Emily Dickinson Lexicon
Definition for CON-DI'TION
CON-DI'TION, n. [L. conditio, from condo, to build or make, to ordain; properly, to set or fix, or to set together or in order; con and do, to give; properly, to send.]
- State; a particular mode of being; applied to external circumstances, to the body, to the mind, and to things. We speak of a good condition or a bad condition, in reference to wealth and poverty; in reference to health and sickness; in reference to a cheerful or depressed disposition of mind; and with reference to a sound or broken, perishing state of things. The word signifies a setting or fixing, and has a very general and indefinite application, coinciding nearly with state, from sto, to stand, and denotes that particular frame, form, mode, or disposition, in which a thing exits, at any given time. A man is in a good condition, when he is thriving. A nation, with an exhausted treasury, and burdened with taxes, is not in a condition to make war. A poor man is in a humble condition. Religion affords consolation to man in every condition of life. Exhortations should be adapted to the condition of the mind. Condition, circumstance, is not the thing; / Bliss is the same in subject or in king. – Pope.
- Quality; property; attribute. It seemed to us a condition and property of divine powers and beings to be hidden and unseen to others. Bacon.
- State of the mind; temper; temperament; complexion. [See No. 1.] Shak.
- Moral quality; virtue or vice. – Ralegh. South. [These senses however fall within the first definition.]

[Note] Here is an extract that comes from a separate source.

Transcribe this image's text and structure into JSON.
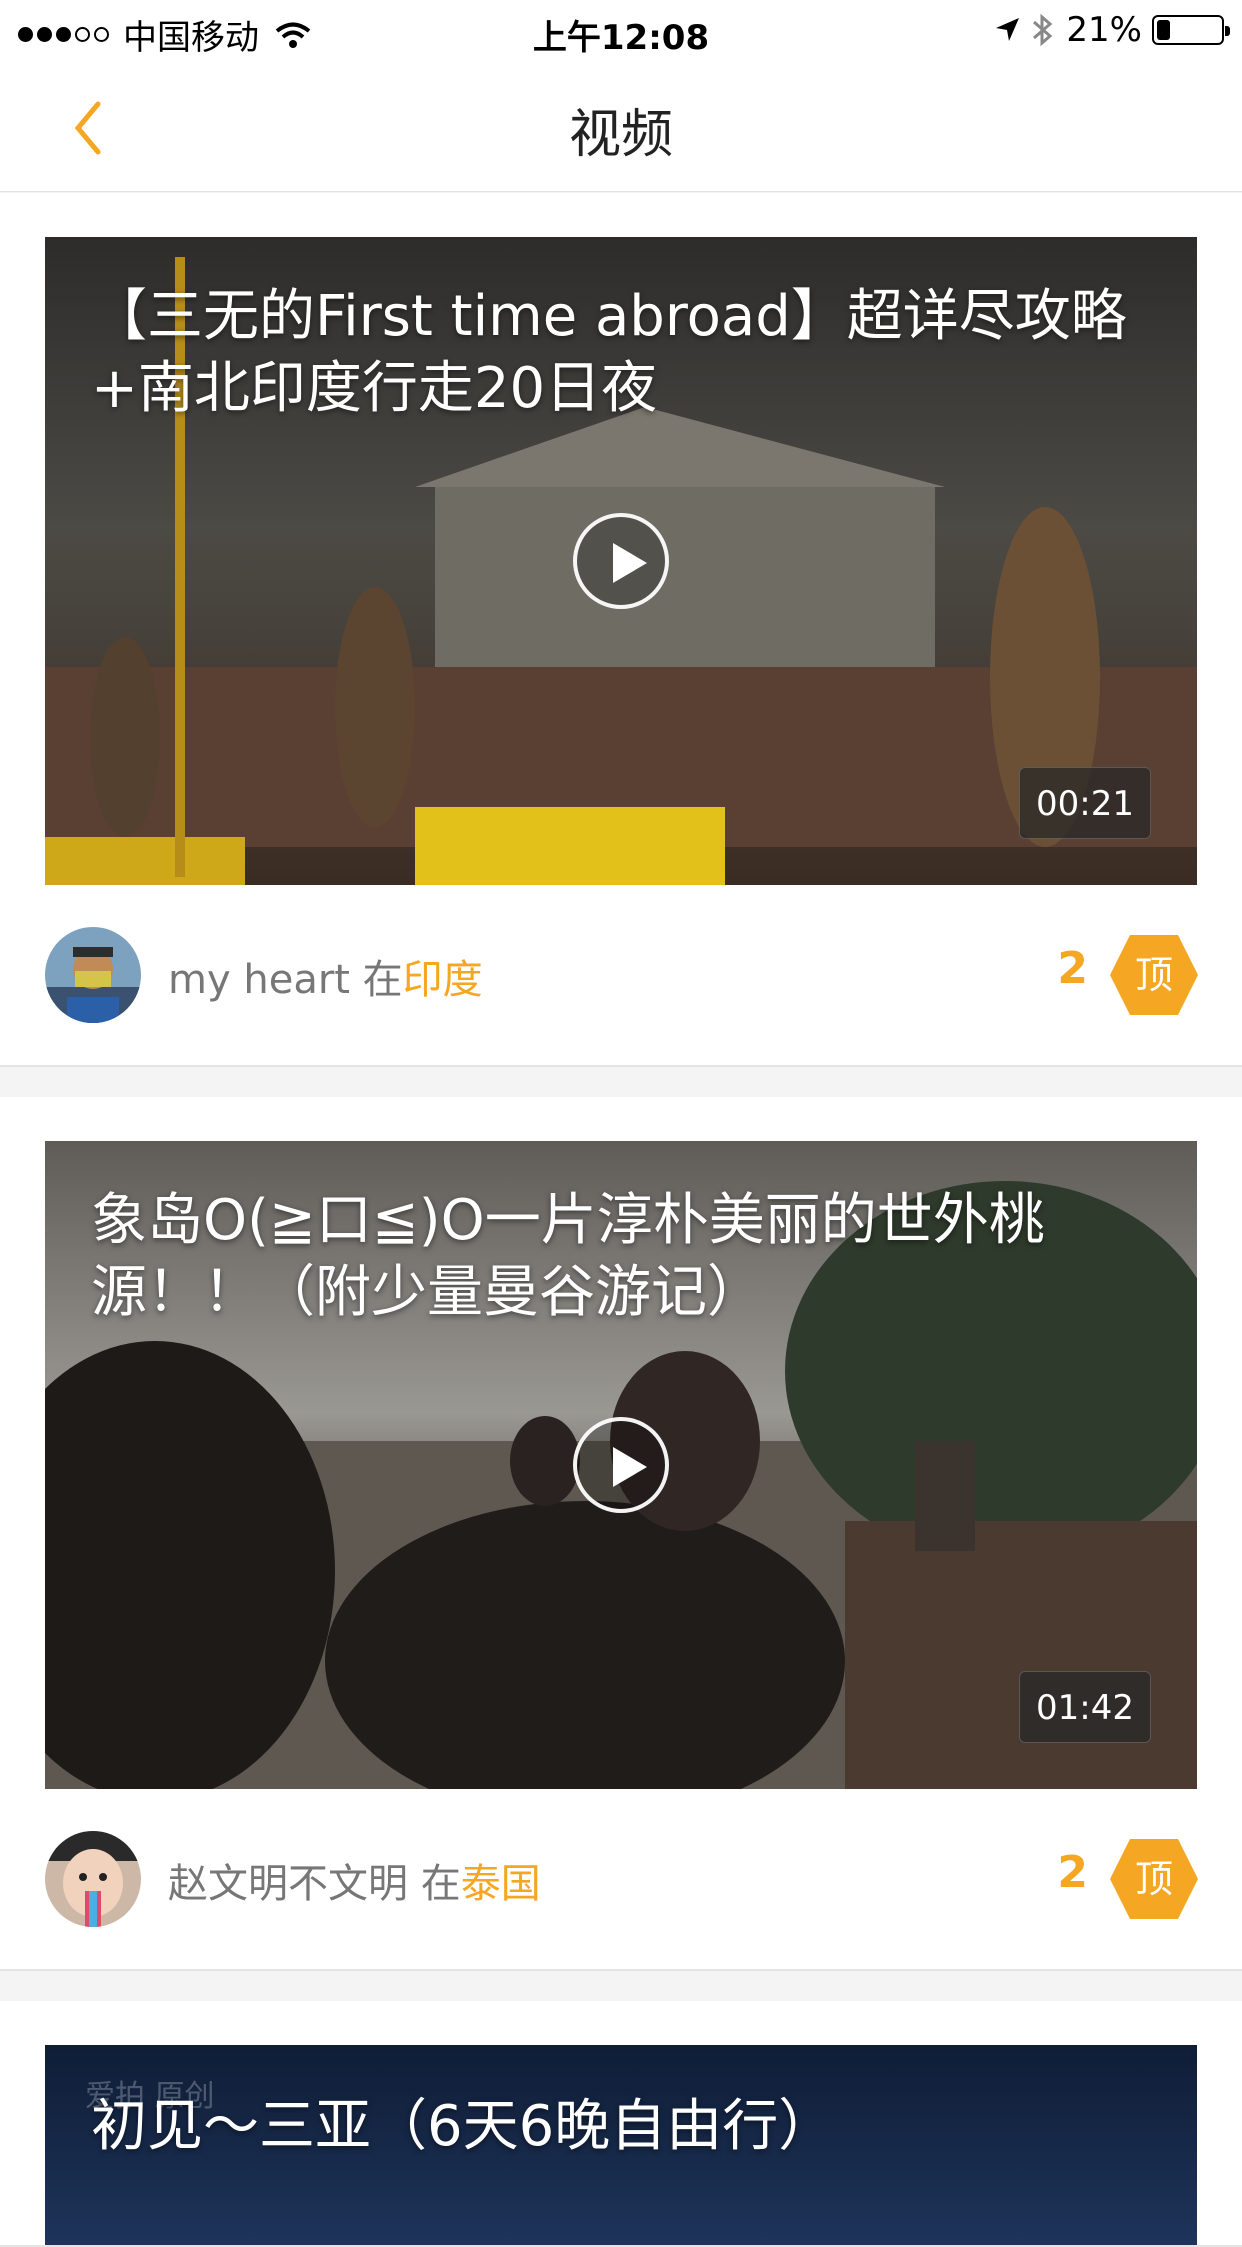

- Rank, that is, state with respect to the orders or grades of society, or to property; as, persons of the best condition. – Clarendon.

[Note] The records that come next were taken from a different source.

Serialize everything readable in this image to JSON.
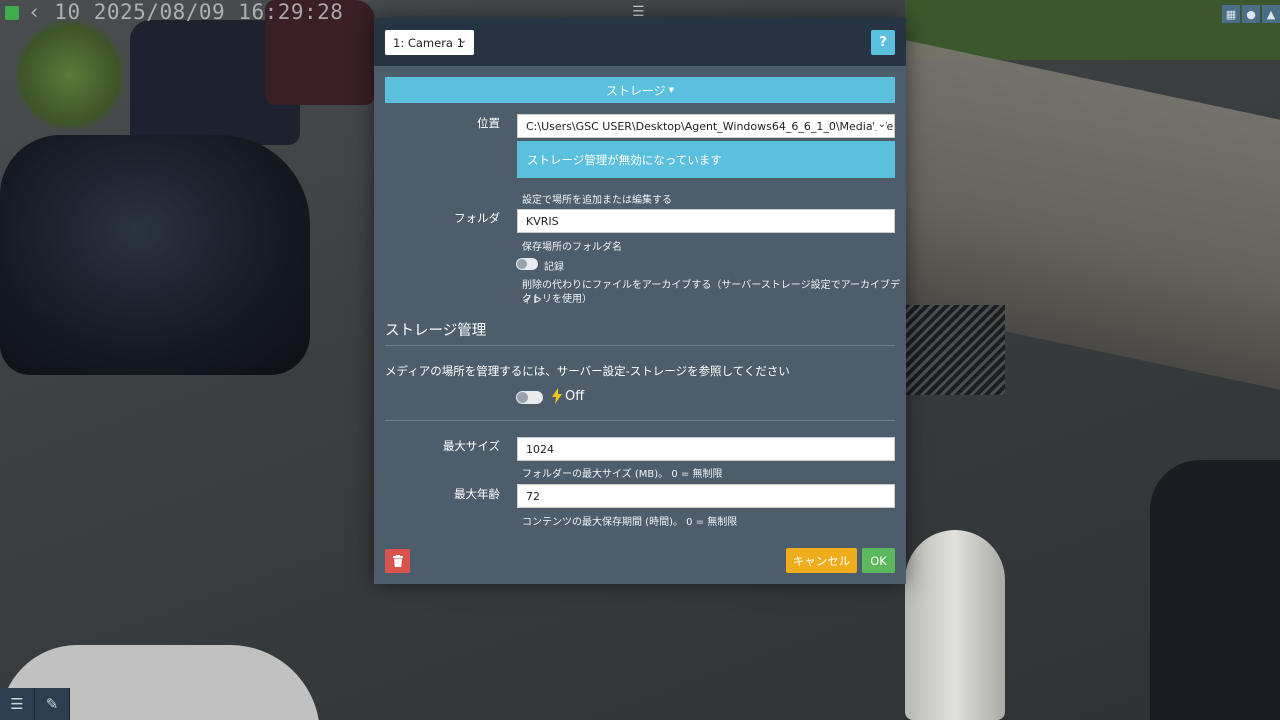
{
  "osd": {
    "timestamp": "10 2025/08/09 16:29:28"
  },
  "header": {
    "camera_select": "1: Camera 1",
    "help_label": "?"
  },
  "tab": {
    "label": "ストレージ"
  },
  "location": {
    "label": "位置",
    "value": "C:\\Users\\GSC USER\\Desktop\\Agent_Windows64_6_6_1_0\\Media\\WebSer",
    "alert": "ストレージ管理が無効になっています",
    "hint": "設定で場所を追加または編集する"
  },
  "folder": {
    "label": "フォルダ",
    "value": "KVRIS",
    "hint": "保存場所のフォルダ名",
    "record_label": "記録",
    "archive_hint_line1": "削除の代わりにファイルをアーカイブする（サーバーストレージ設定でアーカイブディレ",
    "archive_hint_line2": "クトリを使用）"
  },
  "storage_management": {
    "title": "ストレージ管理",
    "info": "メディアの場所を管理するには、サーバー設定-ストレージを参照してください",
    "toggle_state": "Off"
  },
  "max_size": {
    "label": "最大サイズ",
    "value": "1024",
    "hint": "フォルダーの最大サイズ (MB)。 0 = 無制限"
  },
  "max_age": {
    "label": "最大年齢",
    "value": "72",
    "hint": "コンテンツの最大保存期間 (時間)。 0 = 無制限"
  },
  "footer": {
    "cancel_label": "キャンセル",
    "ok_label": "OK"
  },
  "colors": {
    "info": "#5bc0de",
    "danger": "#d9534f",
    "warning": "#f0ad1b",
    "success": "#5cb85c",
    "bolt": "#f0c419"
  }
}
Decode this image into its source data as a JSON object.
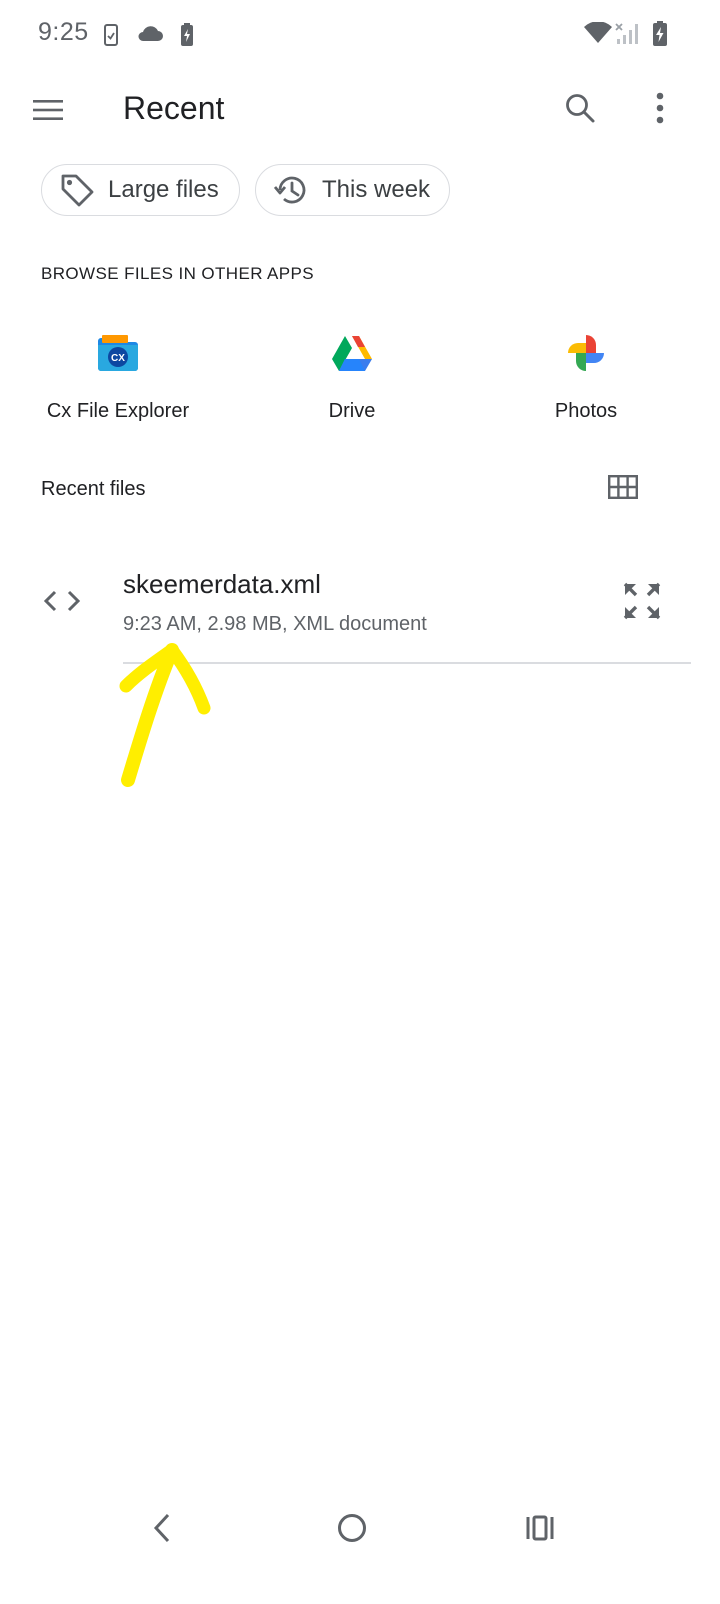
{
  "status_bar": {
    "time": "9:25",
    "icons": [
      "phone-check-icon",
      "cloud-icon",
      "battery-saver-icon",
      "wifi-icon",
      "signal-icon",
      "battery-charging-icon"
    ]
  },
  "app_bar": {
    "title": "Recent",
    "icons": [
      "menu-icon",
      "search-icon",
      "more-vert-icon"
    ]
  },
  "chips": [
    {
      "label": "Large files",
      "icon": "label-tag-icon"
    },
    {
      "label": "This week",
      "icon": "history-icon"
    }
  ],
  "browse": {
    "header": "BROWSE FILES IN OTHER APPS",
    "apps": [
      {
        "label": "Cx File Explorer",
        "icon": "cx-file-explorer-icon"
      },
      {
        "label": "Drive",
        "icon": "google-drive-icon"
      },
      {
        "label": "Photos",
        "icon": "google-photos-icon"
      }
    ]
  },
  "recent": {
    "header": "Recent files",
    "view_toggle_icon": "grid-view-icon",
    "files": [
      {
        "name": "skeemerdata.xml",
        "meta": "9:23 AM, 2.98 MB, XML document",
        "icon": "code-icon",
        "action_icon": "fullscreen-icon"
      }
    ]
  },
  "nav_bar": {
    "icons": [
      "back-icon",
      "home-icon",
      "recents-icon"
    ]
  },
  "colors": {
    "text_primary": "#202124",
    "text_secondary": "#5f6368",
    "divider": "#dadce0",
    "annotation": "#ffee00"
  }
}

- Terms of a contract or covenant; stipulation; that is, that which is set, fixed, established or proposed. What are the conditions of the treaty? Make our conditions with yon captive king. – Dryden. He sendeth and desireth conditions of peace. – Luke xiv.
- A clause in a bond, or other contract containing terms or a stipulation that it is to be performed, and in case of failure, the penalty of the bond is to be incurred.
- Terms given, or provided, as the ground of something else; that which is established, or to be done, or to happen, as requisite to another act; as, I will pay a sum of money, on condition you will engage to refund it. A condition is a clause of contingency, on the happening of which the estate granted may be defeated. – Blackstone.